I’m in a large white room and I’m chained to a toilet.
Well, perhaps not chained – but I can’t move. Something prevents me from moving, and I am naked. There are several people in the room – men and women in white coats. I feel like I am at the mercy of some vast and terrible medical bureaucracy that un-sick people choose to never think of until it is too late. Now it is too late for me.
Something is shoved, very uncomfortably, up my ass, and a machine whines and hums, recording all the bad news. I feel terribly weak now – just sitting on this toilet as these medical workers bustle about, making calls and arranging consultations.
What follows is hazy; I can’t remember it because perhaps I should have written all of this when I had just woken up at five in the morning. But I’m sure that my insides were invaded, recorded, all for my own good, because what is inside me is ten times worse than anything this proctological nightmare hospital can show me.
They are done now, and the next think I see is a woman’s face, a nurse, nurse practitioner, or doctor.

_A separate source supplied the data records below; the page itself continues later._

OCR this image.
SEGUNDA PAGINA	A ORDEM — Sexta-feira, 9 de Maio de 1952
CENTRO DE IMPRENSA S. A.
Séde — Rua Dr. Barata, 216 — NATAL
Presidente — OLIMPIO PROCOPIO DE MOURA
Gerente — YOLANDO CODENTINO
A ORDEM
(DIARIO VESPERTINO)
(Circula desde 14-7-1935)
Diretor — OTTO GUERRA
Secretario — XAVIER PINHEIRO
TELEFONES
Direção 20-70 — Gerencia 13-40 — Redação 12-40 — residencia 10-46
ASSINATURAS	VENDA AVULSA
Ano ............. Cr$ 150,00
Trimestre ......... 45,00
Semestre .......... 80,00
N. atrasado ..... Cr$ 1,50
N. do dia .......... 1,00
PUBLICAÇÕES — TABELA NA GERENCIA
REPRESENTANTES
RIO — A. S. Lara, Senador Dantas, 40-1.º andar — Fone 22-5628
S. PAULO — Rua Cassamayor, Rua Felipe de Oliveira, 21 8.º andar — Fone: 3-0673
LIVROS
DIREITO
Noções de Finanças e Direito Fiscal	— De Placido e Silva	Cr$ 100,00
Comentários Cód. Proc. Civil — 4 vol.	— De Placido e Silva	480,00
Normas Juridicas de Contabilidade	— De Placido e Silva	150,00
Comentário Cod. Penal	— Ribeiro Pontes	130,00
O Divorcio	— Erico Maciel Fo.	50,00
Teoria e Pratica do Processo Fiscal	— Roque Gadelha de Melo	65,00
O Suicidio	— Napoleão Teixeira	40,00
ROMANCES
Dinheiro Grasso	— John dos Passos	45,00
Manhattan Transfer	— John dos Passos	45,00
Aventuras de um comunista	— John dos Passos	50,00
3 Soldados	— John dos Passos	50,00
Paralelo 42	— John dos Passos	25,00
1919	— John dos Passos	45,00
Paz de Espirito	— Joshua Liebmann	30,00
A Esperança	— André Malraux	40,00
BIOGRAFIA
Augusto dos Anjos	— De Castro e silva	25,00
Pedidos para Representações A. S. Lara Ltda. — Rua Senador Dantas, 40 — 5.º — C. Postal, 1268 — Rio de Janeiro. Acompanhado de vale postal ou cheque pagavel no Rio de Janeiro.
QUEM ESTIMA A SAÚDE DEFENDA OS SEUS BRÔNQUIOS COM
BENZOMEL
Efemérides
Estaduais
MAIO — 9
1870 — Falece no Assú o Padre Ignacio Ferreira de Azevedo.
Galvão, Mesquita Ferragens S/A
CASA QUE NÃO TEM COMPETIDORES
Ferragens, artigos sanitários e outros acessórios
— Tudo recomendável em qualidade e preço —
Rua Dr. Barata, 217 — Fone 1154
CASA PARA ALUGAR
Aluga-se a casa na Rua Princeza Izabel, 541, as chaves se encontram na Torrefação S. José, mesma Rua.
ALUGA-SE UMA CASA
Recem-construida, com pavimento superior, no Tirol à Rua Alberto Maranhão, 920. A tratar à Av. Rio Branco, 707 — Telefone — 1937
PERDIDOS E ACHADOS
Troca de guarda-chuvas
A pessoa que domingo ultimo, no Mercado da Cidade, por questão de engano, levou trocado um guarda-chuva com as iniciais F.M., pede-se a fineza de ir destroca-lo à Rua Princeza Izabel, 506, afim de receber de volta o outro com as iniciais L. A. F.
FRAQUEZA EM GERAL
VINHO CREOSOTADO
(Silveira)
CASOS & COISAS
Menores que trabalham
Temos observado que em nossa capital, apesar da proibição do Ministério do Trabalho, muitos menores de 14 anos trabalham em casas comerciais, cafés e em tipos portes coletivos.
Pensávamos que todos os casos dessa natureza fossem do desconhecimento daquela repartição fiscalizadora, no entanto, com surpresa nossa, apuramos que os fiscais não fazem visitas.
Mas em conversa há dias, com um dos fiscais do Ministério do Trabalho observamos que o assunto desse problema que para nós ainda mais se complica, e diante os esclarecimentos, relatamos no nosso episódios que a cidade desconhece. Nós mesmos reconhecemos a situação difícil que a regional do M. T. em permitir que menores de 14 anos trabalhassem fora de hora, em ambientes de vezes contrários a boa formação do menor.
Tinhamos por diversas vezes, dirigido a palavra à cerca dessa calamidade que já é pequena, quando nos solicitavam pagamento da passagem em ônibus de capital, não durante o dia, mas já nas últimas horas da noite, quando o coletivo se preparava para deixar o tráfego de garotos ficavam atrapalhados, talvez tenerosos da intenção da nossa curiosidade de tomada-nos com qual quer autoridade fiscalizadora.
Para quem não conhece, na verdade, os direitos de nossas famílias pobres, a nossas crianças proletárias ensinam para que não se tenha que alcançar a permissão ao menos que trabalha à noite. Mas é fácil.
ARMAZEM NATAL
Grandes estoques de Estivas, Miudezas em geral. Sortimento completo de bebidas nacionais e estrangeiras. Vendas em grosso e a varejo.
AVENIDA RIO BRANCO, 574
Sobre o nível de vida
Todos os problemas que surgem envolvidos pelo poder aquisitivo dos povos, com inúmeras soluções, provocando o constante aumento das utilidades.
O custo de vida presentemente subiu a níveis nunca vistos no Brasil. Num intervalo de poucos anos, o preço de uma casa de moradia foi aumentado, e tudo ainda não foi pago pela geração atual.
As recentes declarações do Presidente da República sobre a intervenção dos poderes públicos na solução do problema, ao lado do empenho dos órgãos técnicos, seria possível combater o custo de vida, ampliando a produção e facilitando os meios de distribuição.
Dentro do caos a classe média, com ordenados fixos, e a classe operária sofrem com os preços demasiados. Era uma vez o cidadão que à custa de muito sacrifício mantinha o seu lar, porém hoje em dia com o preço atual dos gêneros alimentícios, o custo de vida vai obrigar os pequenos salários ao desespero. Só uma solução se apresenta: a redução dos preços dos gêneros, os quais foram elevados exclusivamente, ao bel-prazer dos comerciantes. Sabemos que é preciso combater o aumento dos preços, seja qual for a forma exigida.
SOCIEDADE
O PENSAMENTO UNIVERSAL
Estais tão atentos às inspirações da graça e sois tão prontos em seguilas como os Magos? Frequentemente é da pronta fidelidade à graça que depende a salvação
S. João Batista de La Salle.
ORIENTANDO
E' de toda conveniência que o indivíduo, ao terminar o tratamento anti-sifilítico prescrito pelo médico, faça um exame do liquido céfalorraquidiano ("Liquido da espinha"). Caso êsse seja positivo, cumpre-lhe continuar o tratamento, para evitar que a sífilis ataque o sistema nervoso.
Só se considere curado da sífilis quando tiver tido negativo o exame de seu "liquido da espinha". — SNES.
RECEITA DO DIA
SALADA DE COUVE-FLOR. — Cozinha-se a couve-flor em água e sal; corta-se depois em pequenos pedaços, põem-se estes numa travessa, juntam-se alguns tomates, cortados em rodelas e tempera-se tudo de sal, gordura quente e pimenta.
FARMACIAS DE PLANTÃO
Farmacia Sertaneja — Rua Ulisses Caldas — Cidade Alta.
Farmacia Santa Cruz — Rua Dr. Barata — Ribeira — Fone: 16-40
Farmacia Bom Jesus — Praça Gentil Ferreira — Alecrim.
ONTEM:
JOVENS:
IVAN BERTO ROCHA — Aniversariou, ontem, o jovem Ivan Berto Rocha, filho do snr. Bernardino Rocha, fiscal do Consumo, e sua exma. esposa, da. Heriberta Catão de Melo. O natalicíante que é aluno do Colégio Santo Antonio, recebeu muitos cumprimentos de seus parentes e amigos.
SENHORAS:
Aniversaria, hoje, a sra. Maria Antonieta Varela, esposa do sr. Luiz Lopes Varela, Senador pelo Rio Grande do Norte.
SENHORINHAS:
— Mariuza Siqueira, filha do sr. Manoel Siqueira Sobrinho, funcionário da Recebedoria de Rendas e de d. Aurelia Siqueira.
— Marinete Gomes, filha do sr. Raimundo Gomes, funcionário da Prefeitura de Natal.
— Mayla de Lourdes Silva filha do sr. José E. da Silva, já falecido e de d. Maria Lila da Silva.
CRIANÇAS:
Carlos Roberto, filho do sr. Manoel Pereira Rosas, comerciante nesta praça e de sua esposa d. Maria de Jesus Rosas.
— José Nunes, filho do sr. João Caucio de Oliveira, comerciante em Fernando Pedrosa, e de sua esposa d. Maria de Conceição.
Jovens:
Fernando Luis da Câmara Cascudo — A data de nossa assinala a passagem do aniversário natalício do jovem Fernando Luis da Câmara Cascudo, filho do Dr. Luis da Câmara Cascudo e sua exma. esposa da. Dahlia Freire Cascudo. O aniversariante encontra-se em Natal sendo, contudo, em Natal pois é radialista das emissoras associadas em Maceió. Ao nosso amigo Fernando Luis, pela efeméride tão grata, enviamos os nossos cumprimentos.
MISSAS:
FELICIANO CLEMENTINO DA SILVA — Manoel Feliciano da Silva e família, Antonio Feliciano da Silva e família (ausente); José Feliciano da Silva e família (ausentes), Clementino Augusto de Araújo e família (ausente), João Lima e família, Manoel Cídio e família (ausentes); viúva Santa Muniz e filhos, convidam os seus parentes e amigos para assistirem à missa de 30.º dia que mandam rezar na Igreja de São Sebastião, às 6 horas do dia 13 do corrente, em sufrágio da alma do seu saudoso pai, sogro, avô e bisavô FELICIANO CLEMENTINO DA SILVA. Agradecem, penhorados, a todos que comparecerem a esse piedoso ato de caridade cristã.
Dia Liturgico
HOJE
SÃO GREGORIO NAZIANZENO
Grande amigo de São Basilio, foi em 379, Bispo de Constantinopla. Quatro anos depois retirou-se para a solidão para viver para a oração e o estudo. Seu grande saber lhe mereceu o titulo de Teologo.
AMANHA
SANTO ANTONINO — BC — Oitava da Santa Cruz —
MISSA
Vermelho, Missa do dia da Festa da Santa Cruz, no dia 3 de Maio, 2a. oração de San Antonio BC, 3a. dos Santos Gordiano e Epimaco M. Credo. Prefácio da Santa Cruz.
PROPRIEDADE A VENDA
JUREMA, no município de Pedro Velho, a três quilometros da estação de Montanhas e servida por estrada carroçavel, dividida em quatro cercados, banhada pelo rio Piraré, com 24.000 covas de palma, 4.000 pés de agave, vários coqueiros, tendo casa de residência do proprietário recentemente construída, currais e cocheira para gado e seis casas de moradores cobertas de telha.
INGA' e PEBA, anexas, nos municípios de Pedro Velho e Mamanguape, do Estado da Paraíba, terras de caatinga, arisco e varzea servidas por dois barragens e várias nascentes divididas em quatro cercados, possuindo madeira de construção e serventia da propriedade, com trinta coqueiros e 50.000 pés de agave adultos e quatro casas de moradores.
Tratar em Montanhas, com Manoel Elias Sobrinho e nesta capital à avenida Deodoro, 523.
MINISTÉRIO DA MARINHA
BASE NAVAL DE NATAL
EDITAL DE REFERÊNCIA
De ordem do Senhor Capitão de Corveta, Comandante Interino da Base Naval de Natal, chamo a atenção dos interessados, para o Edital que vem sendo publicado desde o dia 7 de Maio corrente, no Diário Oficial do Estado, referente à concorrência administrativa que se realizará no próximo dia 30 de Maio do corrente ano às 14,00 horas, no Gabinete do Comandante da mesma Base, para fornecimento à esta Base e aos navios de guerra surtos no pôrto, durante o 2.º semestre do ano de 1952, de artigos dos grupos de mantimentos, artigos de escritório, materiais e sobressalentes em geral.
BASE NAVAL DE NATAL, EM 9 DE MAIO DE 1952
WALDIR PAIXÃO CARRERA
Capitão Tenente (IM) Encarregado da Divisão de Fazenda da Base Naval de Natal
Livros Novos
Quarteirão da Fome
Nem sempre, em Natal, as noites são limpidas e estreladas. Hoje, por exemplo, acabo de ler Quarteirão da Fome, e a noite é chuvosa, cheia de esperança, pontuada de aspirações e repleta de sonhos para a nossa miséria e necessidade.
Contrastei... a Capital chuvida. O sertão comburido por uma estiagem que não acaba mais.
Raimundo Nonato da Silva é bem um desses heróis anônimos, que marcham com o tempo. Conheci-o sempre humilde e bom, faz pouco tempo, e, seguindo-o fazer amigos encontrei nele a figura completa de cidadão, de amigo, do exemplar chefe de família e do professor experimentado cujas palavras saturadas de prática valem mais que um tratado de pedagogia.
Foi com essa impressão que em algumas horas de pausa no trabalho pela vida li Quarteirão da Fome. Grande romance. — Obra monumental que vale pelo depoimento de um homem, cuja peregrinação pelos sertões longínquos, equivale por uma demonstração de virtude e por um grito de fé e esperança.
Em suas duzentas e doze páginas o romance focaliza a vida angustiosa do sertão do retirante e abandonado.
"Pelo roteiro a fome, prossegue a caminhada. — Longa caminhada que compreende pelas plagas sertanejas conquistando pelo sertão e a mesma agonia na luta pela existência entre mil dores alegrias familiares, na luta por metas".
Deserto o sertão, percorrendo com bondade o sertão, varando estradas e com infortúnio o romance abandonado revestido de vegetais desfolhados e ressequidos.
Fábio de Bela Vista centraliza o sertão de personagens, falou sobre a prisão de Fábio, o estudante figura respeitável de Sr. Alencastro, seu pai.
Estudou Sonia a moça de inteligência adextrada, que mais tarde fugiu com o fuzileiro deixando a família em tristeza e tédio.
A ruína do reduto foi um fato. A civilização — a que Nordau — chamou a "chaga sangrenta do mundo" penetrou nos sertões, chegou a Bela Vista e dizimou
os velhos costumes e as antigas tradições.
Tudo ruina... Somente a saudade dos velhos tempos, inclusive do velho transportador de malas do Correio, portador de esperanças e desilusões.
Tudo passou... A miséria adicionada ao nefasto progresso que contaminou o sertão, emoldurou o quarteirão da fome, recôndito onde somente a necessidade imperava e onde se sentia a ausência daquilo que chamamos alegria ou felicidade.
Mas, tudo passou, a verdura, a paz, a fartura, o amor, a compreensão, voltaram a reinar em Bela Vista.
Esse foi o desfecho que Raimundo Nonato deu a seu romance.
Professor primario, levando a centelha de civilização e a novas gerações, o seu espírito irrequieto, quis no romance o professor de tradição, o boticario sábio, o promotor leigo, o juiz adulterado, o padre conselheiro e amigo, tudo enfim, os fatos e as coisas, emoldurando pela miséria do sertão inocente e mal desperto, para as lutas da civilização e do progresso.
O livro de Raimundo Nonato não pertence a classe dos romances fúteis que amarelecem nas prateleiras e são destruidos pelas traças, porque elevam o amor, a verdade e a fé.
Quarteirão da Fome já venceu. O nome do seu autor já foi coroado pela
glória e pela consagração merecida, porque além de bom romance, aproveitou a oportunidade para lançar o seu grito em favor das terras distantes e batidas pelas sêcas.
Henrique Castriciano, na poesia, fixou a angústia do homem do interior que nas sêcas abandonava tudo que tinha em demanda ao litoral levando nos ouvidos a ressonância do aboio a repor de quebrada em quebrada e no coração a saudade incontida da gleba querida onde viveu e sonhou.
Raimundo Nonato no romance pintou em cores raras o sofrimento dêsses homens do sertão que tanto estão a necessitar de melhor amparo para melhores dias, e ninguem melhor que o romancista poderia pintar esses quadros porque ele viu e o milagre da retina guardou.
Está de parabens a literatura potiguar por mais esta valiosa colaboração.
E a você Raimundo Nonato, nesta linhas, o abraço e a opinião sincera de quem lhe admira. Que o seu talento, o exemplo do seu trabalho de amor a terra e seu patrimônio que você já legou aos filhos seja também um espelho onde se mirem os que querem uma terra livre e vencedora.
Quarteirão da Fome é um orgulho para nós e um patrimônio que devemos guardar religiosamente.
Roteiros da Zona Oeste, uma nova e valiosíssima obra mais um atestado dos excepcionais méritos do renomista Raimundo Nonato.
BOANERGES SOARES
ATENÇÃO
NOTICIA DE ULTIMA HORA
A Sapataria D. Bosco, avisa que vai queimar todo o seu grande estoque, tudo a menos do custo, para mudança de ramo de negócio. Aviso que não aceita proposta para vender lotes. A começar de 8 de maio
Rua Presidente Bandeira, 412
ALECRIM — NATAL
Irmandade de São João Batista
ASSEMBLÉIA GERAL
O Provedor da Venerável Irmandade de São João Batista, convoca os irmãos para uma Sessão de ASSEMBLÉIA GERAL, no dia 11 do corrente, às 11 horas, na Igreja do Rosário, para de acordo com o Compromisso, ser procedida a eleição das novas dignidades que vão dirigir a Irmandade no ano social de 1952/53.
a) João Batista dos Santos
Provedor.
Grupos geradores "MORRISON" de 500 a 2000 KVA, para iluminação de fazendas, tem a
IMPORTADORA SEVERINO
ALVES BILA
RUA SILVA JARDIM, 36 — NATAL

She looks smiley, good-natured, and she has become rude and unfeeling because she’s given this news far too many times to bother being sensitive about it.
You’re going to have to think about who’s going to be in your kids’ lives, she tells me. Because you’re not going to be there. Look. Look at the black marks.
In front of me is readout that is not unlike the markers for DNA. It is plastered with little black dots – many have a label. Cancer. Malignant. Free Radicals. Somehow it is a roadmap for all the things in my lower intestinal track that will kill me.
What is inside me frightens me. Not this terrible, impersonal place that has me sitting naked on a toilet.
Welcome to the fearful dreams of the middle-aged, as we worry about death in all its most boring and painful incarnations. Me in a hospice bed, crapping my diaper as my wife prods my kids to come closer and ‘be more respectful.’
I hope I don’t have too many more dreams that this. And I should probably be smart and go to the doctor for a checkup one of these days.